Lalu sampailah Yesus dan murid-murid-Nya ke suatu tempat yang bernama Getsemani. Kata Yesus kepada murid-murid-Nya: Duduklah di sini, sementara Aku berdoa
Doa telah menjadi salah satu inti sebuah ibadah dalam agama manapun. Doa adalah ungkapan hati kita ketika kita memiliki permohonan atau keinginan dan berharap bahwa Tuhan akan mengabulkannya. Namun, jika iman Kristen sendiri percaya bahwa Yesus adalah Tuhan, maka akan wajar timbul sebuah kebingungan dan pertanyaan mengapa Ia, Yesus, yang adalah Tuhan berdoa?
Pertama, kita harus mengetahui bahwa dalam pribadi atau diri Yesus Kristus ada dua kodrat, yakni sungguh-sungguh Allah dan sungguh-sungguh manusia.

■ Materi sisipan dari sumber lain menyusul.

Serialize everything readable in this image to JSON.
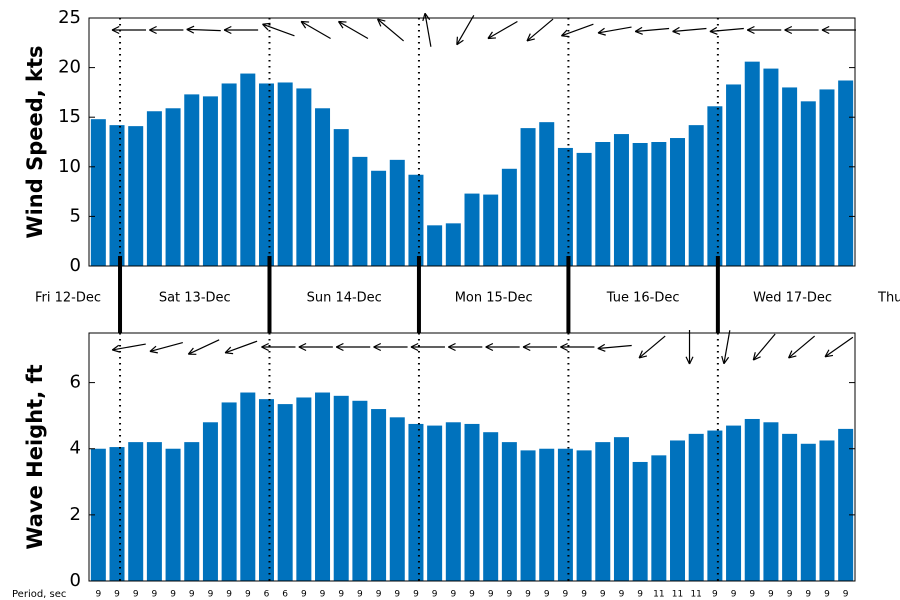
{
  "chart_data": [
    {
      "type": "bar",
      "ylabel": "Wind Speed, kts",
      "color": "#0072bd",
      "ylim": [
        0,
        25
      ],
      "yticks": [
        0,
        5,
        10,
        15,
        20,
        25
      ],
      "values": [
        14.8,
        14.2,
        14.1,
        15.6,
        15.9,
        17.3,
        17.1,
        18.4,
        19.4,
        18.4,
        18.5,
        17.9,
        15.9,
        13.8,
        11.0,
        9.6,
        10.7,
        9.2,
        4.1,
        4.3,
        7.3,
        7.2,
        9.8,
        13.9,
        14.5,
        11.9,
        11.4,
        12.5,
        13.3,
        12.4,
        12.5,
        12.9,
        14.2,
        16.1,
        18.3,
        20.6,
        19.9,
        18.0,
        16.6,
        17.8,
        18.7
      ],
      "arrow_directions": [
        270,
        270,
        272,
        270,
        290,
        300,
        300,
        310,
        350,
        210,
        240,
        230,
        250,
        260,
        265,
        265,
        265,
        270,
        270,
        270
      ]
    },
    {
      "type": "bar",
      "ylabel": "Wave Height, ft",
      "color": "#0072bd",
      "ylim": [
        0,
        7.5
      ],
      "yticks": [
        0,
        2,
        4,
        6
      ],
      "values": [
        4.0,
        4.05,
        4.2,
        4.2,
        4.0,
        4.2,
        4.8,
        5.4,
        5.7,
        5.5,
        5.35,
        5.55,
        5.7,
        5.6,
        5.45,
        5.2,
        4.95,
        4.75,
        4.7,
        4.8,
        4.75,
        4.5,
        4.2,
        3.95,
        4.0,
        4.0,
        3.95,
        4.2,
        4.35,
        3.6,
        3.8,
        4.25,
        4.45,
        4.55,
        4.7,
        4.9,
        4.8,
        4.45,
        4.15,
        4.25,
        4.6
      ],
      "arrow_directions": [
        260,
        255,
        245,
        250,
        270,
        270,
        270,
        270,
        270,
        270,
        270,
        270,
        270,
        265,
        230,
        180,
        190,
        220,
        230,
        235
      ]
    }
  ],
  "days": [
    "Fri 12-Dec",
    "Sat 13-Dec",
    "Sun 14-Dec",
    "Mon 15-Dec",
    "Tue 16-Dec",
    "Wed 17-Dec",
    "Thu"
  ],
  "periods_label": "Period, sec",
  "periods": [
    9,
    9,
    9,
    9,
    9,
    9,
    9,
    9,
    9,
    6,
    6,
    9,
    9,
    9,
    9,
    9,
    9,
    9,
    9,
    9,
    9,
    9,
    9,
    9,
    9,
    9,
    9,
    9,
    9,
    9,
    11,
    11,
    11,
    9,
    9,
    9,
    9,
    9,
    9,
    9,
    9
  ]
}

Jika Ia memiliki dua kodrat, maka Ia juga memiliki dua kehendak dalam diri-Nya, yaitu kehendak Allah dan kehendak manusia.
Baca Juga : Kodrat Yesus, Sungguh Allah dan Sungguh Manusia
Dalam kodrat manusia-Nya Yesus berdoa dan menurut kehendak manusia-Nya jugalah Ia memohon pada Allah Bapa. Sama seperti manusia umumnya yang menjadikan doa sebagai percakapan intim dengan Allah, begitu juga dengan Yesus yang memiliki hubungan kasih dengan Bapa. Inilah wujud hubungan Tritunggal atau Trinitas antara Pribadi Allah yang Esa.
Doa-Nya pada Bapa dengan meminta kuasa (Yoh 11:41-42) dan hikmat (Mark 6:46), menunjukkan bahwa kemanusiaan Yesus bergantung pada kehendak Bapa-Nya. Bahkan, Yesus tunduk pada kehendak Bapa hingga mati di atas kayu salib demi menebus dosa seluruh umat manusia. Bahkan, pada detik-detik penyaliban-Nya, Yesus masih memohon pada Bapa-Nya agar dosa yang menyalibkan-Nya diampuni (Luk 23:34).
Selain itu, alasan mengapa Yesus berdoa adalah Ia ingin kita meneladani apa yang dilakukan-Nya. Yesus berdoa untuk menunjukkan teladan yang benar pada kita. Terlebih lagi Yesus telah mengajarkan agar doa kita tidak bertele-tele. Yesus sendiri memberi contoh bagaimana agar kita berdoa dengan doa Bapa Kami. Doa yang membuat kita untuk percaya pada kehendak Allah, segala kebutuhan dicukupkan, dan pengampunan agar kita juga diampuni.